Ook volgt de rechtbank het college in de stelling dat [appellante] niet in aanmerking komt voor een urgentieverklaring op basis van de relatiebreuk. Uit paragraaf 14, onder h, van de Nadere regels van de Huisvestingsverordening 2020 (hierna: de Nadere regels) blijkt dat urgentie kan worden aangevraagd tot één jaar na geregistreerd vertrek uit de gezamenlijke woning. Op 6 april 2021 heeft [appellante] zich uitgeschreven en op een ander adres in Amsterdam ingeschreven.
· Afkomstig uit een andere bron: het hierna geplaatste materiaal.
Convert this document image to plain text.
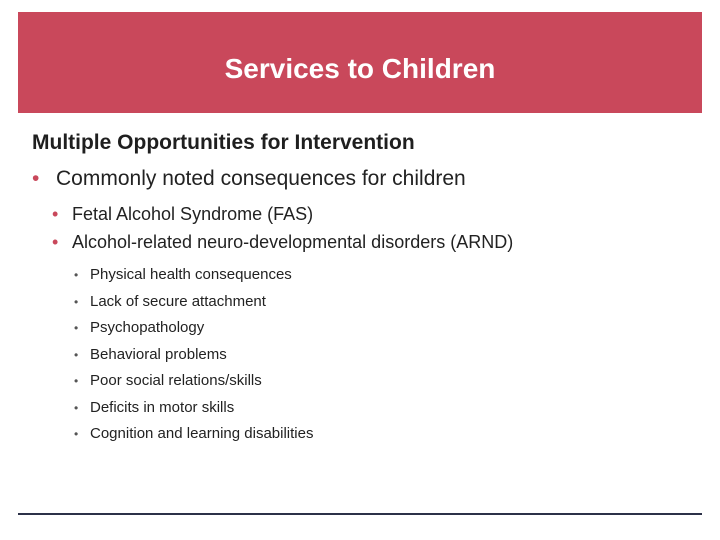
Services to Children
Multiple Opportunities for Intervention
• Commonly noted consequences for children
• Fetal Alcohol Syndrome (FAS)
• Alcohol-related neuro-developmental disorders (ARND)
• Physical health consequences
• Lack of secure attachment
• Psychopathology
• Behavioral problems
• Poor social relations/skills
• Deficits in motor skills
• Cognition and learning disabilities
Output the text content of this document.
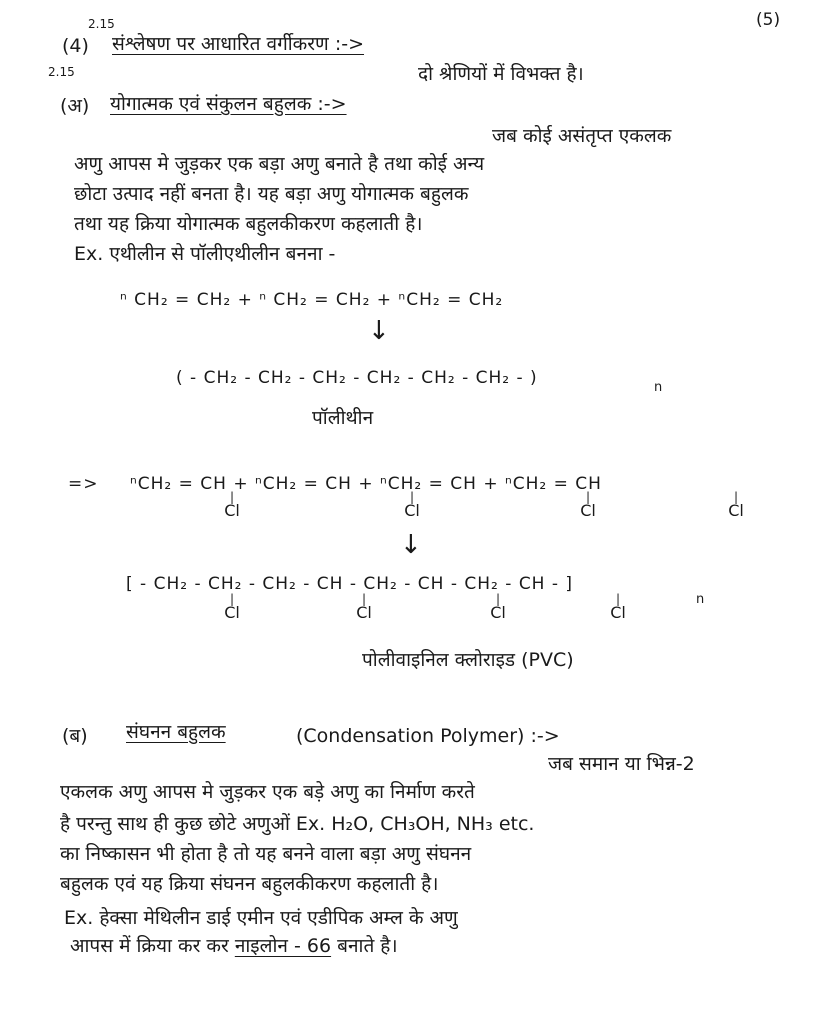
(5)
2.15
2.15
(4) संश्लेषण पर आधारित वर्गीकरण :->
दो श्रेणियों में विभक्त है।
(अ) योगात्मक एवं संकुलन बहुलक :->
जब कोई असंतृप्त एकलक
अणु आपस मे जुड़कर एक बड़ा अणु बनाते है तथा कोई अन्य
छोटा उत्पाद नहीं बनता है। यह बड़ा अणु योगात्मक बहुलक
तथा यह क्रिया योगात्मक बहुलकीकरण कहलाती है।
Ex. एथीलीन से पॉलीएथीलीन बनना -
ⁿ CH₂ = CH₂ + ⁿ CH₂ = CH₂ + ⁿCH₂ = CH₂
↓
( - CH₂ - CH₂ - CH₂ - CH₂ - CH₂ - CH₂ - )	n
पॉलीथीन
=> ⁿCH₂ = CH + ⁿCH₂ = CH + ⁿCH₂ = CH + ⁿCH₂ = CH
|
Cl
|
Cl
|
Cl
|
Cl
↓
[ - CH₂ - CH₂ - CH₂ - CH - CH₂ - CH - CH₂ - CH - ]
n
|
Cl
|
Cl
|
Cl
|
Cl
पोलीवाइनिल क्लोराइड (PVC)
(ब) संघनन बहुलक	(Condensation Polymer) :->
जब समान या भिन्न-2
एकलक अणु आपस मे जुड़कर एक बड़े अणु का निर्माण करते
है परन्तु साथ ही कुछ छोटे अणुओं Ex. H₂O, CH₃OH, NH₃ etc.
का निष्कासन भी होता है तो यह बनने वाला बड़ा अणु संघनन
बहुलक एवं यह क्रिया संघनन बहुलकीकरण कहलाती है।
Ex. हेक्सा मेथिलीन डाई एमीन एवं एडीपिक अम्ल के अणु
आपस में क्रिया कर कर नाइलोन - 66 बनाते है।
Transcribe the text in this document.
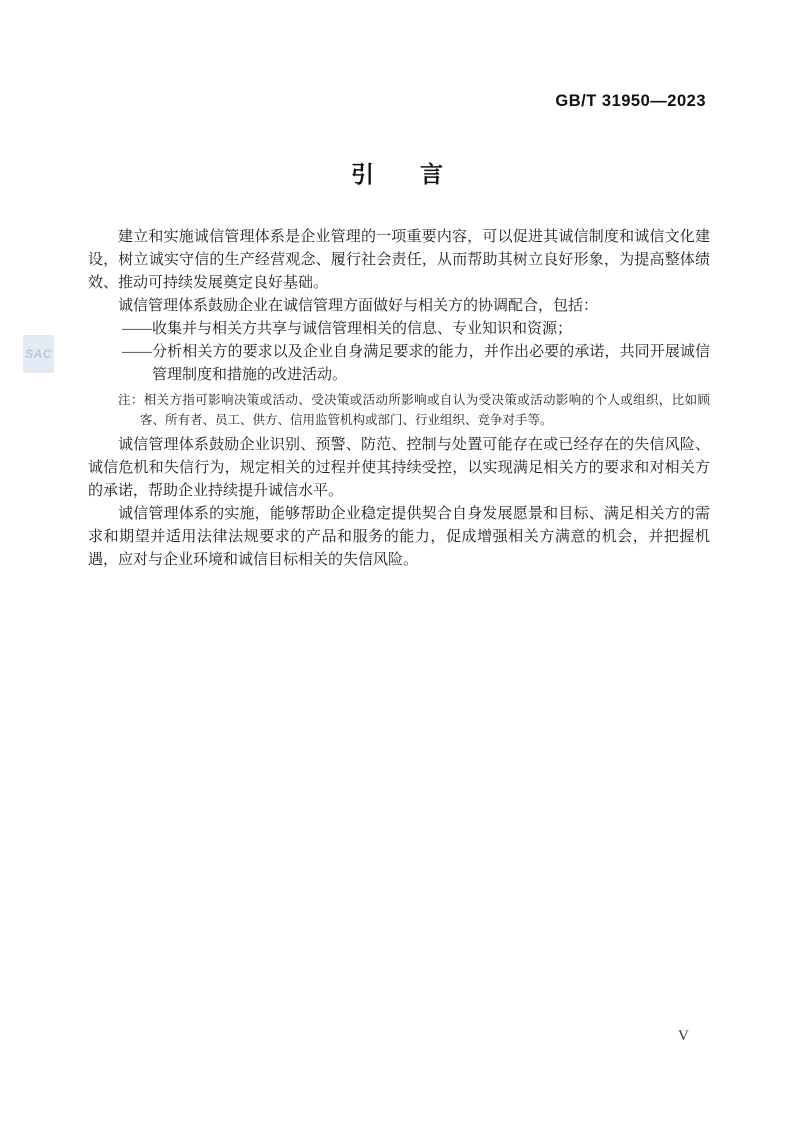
GB/T 31950—2023
引　　言
SAC

建立和实施诚信管理体系是企业管理的一项重要内容，可以促进其诚信制度和诚信文化建设，树立诚实守信的生产经营观念、履行社会责任，从而帮助其树立良好形象，为提高整体绩效、推动可持续发展奠定良好基础。

诚信管理体系鼓励企业在诚信管理方面做好与相关方的协调配合，包括：

——收集并与相关方共享与诚信管理相关的信息、专业知识和资源；

——分析相关方的要求以及企业自身满足要求的能力，并作出必要的承诺，共同开展诚信管理制度和措施的改进活动。

注：相关方指可影响决策或活动、受决策或活动所影响或自认为受决策或活动影响的个人或组织，比如顾客、所有者、员工、供方、信用监管机构或部门、行业组织、竞争对手等。

诚信管理体系鼓励企业识别、预警、防范、控制与处置可能存在或已经存在的失信风险、诚信危机和失信行为，规定相关的过程并使其持续受控，以实现满足相关方的要求和对相关方的承诺，帮助企业持续提升诚信水平。

诚信管理体系的实施，能够帮助企业稳定提供契合自身发展愿景和目标、满足相关方的需求和期望并适用法律法规要求的产品和服务的能力，促成增强相关方满意的机会，并把握机遇，应对与企业环境和诚信目标相关的失信风险。

V
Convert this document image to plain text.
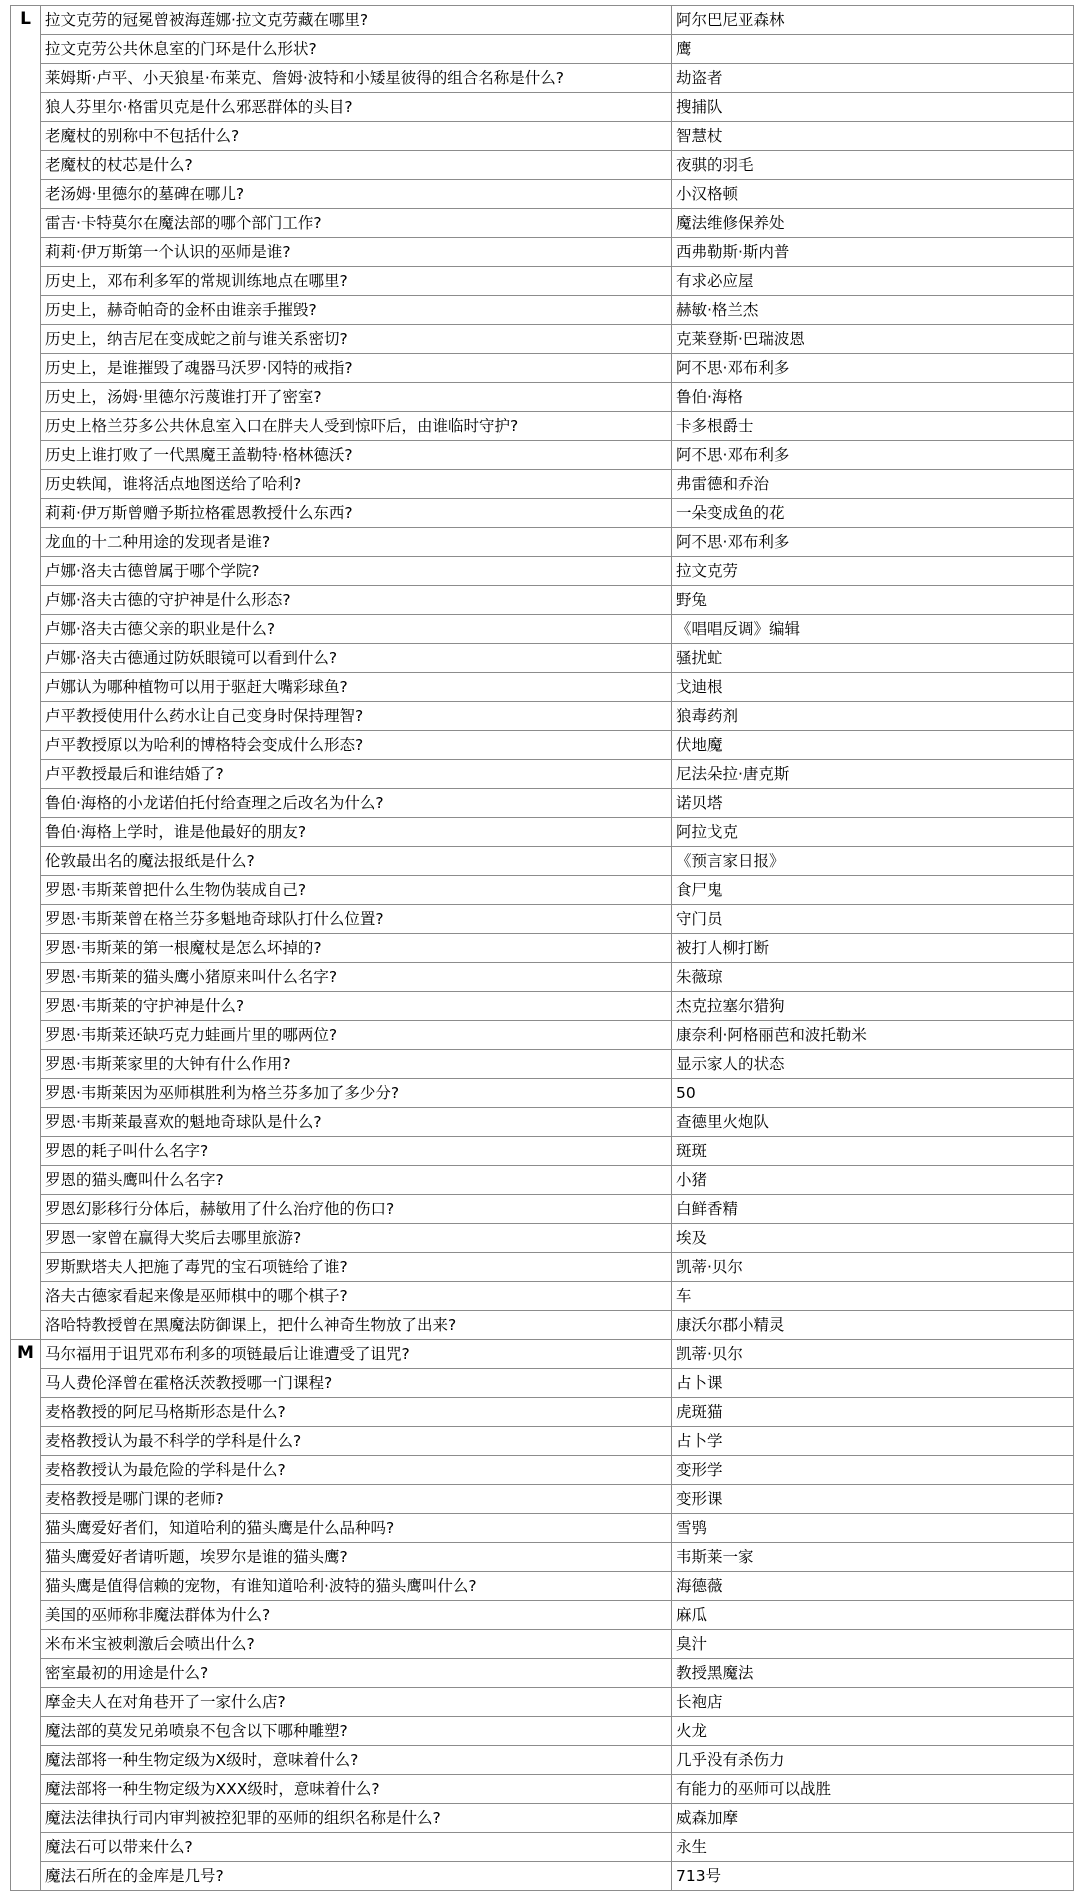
L	拉文克劳的冠冕曾被海莲娜·拉文克劳藏在哪里?	阿尔巴尼亚森林
	拉文克劳公共休息室的门环是什么形状?	鹰
	莱姆斯·卢平、小天狼星·布莱克、詹姆·波特和小矮星彼得的组合名称是什么?	劫盗者
	狼人芬里尔·格雷贝克是什么邪恶群体的头目?	搜捕队
	老魔杖的别称中不包括什么?	智慧杖
	老魔杖的杖芯是什么?	夜骐的羽毛
	老汤姆·里德尔的墓碑在哪儿?	小汉格顿
	雷吉·卡特莫尔在魔法部的哪个部门工作?	魔法维修保养处
	莉莉·伊万斯第一个认识的巫师是谁?	西弗勒斯·斯内普
	历史上，邓布利多军的常规训练地点在哪里?	有求必应屋
	历史上，赫奇帕奇的金杯由谁亲手摧毁?	赫敏·格兰杰
	历史上，纳吉尼在变成蛇之前与谁关系密切?	克莱登斯·巴瑞波恩
	历史上，是谁摧毁了魂器马沃罗·冈特的戒指?	阿不思·邓布利多
	历史上，汤姆·里德尔污蔑谁打开了密室?	鲁伯·海格
	历史上格兰芬多公共休息室入口在胖夫人受到惊吓后，由谁临时守护?	卡多根爵士
	历史上谁打败了一代黑魔王盖勒特·格林德沃?	阿不思·邓布利多
	历史轶闻，谁将活点地图送给了哈利?	弗雷德和乔治
	莉莉·伊万斯曾赠予斯拉格霍恩教授什么东西?	一朵变成鱼的花
	龙血的十二种用途的发现者是谁?	阿不思·邓布利多
	卢娜·洛夫古德曾属于哪个学院?	拉文克劳
	卢娜·洛夫古德的守护神是什么形态?	野兔
	卢娜·洛夫古德父亲的职业是什么?	《唱唱反调》编辑
	卢娜·洛夫古德通过防妖眼镜可以看到什么?	骚扰虻
	卢娜认为哪种植物可以用于驱赶大嘴彩球鱼?	戈迪根
	卢平教授使用什么药水让自己变身时保持理智?	狼毒药剂
	卢平教授原以为哈利的博格特会变成什么形态?	伏地魔
	卢平教授最后和谁结婚了?	尼法朵拉·唐克斯
	鲁伯·海格的小龙诺伯托付给查理之后改名为什么?	诺贝塔
	鲁伯·海格上学时，谁是他最好的朋友?	阿拉戈克
	伦敦最出名的魔法报纸是什么?	《预言家日报》
	罗恩·韦斯莱曾把什么生物伪装成自己?	食尸鬼
	罗恩·韦斯莱曾在格兰芬多魁地奇球队打什么位置?	守门员
	罗恩·韦斯莱的第一根魔杖是怎么坏掉的?	被打人柳打断
	罗恩·韦斯莱的猫头鹰小猪原来叫什么名字?	朱薇琼
	罗恩·韦斯莱的守护神是什么?	杰克拉塞尔猎狗
	罗恩·韦斯莱还缺巧克力蛙画片里的哪两位?	康奈利·阿格丽芭和波托勒米
	罗恩·韦斯莱家里的大钟有什么作用?	显示家人的状态
	罗恩·韦斯莱因为巫师棋胜利为格兰芬多加了多少分?	50
	罗恩·韦斯莱最喜欢的魁地奇球队是什么?	查德里火炮队
	罗恩的耗子叫什么名字?	斑斑
	罗恩的猫头鹰叫什么名字?	小猪
	罗恩幻影移行分体后，赫敏用了什么治疗他的伤口?	白鲜香精
	罗恩一家曾在赢得大奖后去哪里旅游?	埃及
	罗斯默塔夫人把施了毒咒的宝石项链给了谁?	凯蒂·贝尔
	洛夫古德家看起来像是巫师棋中的哪个棋子?	车
	洛哈特教授曾在黑魔法防御课上，把什么神奇生物放了出来?	康沃尔郡小精灵
M	马尔福用于诅咒邓布利多的项链最后让谁遭受了诅咒?	凯蒂·贝尔
	马人费伦泽曾在霍格沃茨教授哪一门课程?	占卜课
	麦格教授的阿尼马格斯形态是什么?	虎斑猫
	麦格教授认为最不科学的学科是什么?	占卜学
	麦格教授认为最危险的学科是什么?	变形学
	麦格教授是哪门课的老师?	变形课
	猫头鹰爱好者们，知道哈利的猫头鹰是什么品种吗?	雪鸮
	猫头鹰爱好者请听题，埃罗尔是谁的猫头鹰?	韦斯莱一家
	猫头鹰是值得信赖的宠物，有谁知道哈利·波特的猫头鹰叫什么?	海德薇
	美国的巫师称非魔法群体为什么?	麻瓜
	米布米宝被刺激后会喷出什么?	臭汁
	密室最初的用途是什么?	教授黑魔法
	摩金夫人在对角巷开了一家什么店?	长袍店
	魔法部的莫发兄弟喷泉不包含以下哪种雕塑?	火龙
	魔法部将一种生物定级为X级时，意味着什么?	几乎没有杀伤力
	魔法部将一种生物定级为XXX级时，意味着什么?	有能力的巫师可以战胜
	魔法法律执行司内审判被控犯罪的巫师的组织名称是什么?	威森加摩
	魔法石可以带来什么?	永生
	魔法石所在的金库是几号?	713号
Pas op 13 juni 2022 diende zij een aanvraag voor een urgentieverklaring in. Op grond van de nadere regels was die aanvraag van [appellante] dus te laat om een urgentieverklaring te krijgen. Tot slot overweegt de rechtbank dat hoewel de situatie van [appellante] verre van ideaal is, deze niet zeer uitzonderlijk of schrijnend is in vergelijking met anderen binnen de gemeente Amsterdam. [appellante] leeft niet met haar kinderen op straat. Het college hoefde volgens de rechtbank dan ook geen toepassing te geven aan de hardheidsclausule.
Gronden in hoger beroep
3. [appellante] betoogt dat zij zich in december 2020 tijdig heeft gemeld bij het stadsloket voor een urgentieverklaring maar toen is weggestuurd. De medewerkers hebben haar onjuist geïnformeerd, aldus [appellante]. Bovendien heeft de rechtbank miskend dat er sprake was van een urgent huisvestingsprobleem. Zij sliep destijds soms bij kennissen, maar soms ook in haar auto. De omstandigheden zijn inmiddels veranderd. [appellante] verblijft nu met haar kinderen in één kamer van het Leger des Heils. Tot slot betoogt [appellante] dat de rechtbank te ver ging in haar oordeel dat de kinderen bij hun vader terecht kunnen. Dat is volgens haar geen optie, nog daargelaten dat [appellante] niet van haar kinderen gescheiden wil leven.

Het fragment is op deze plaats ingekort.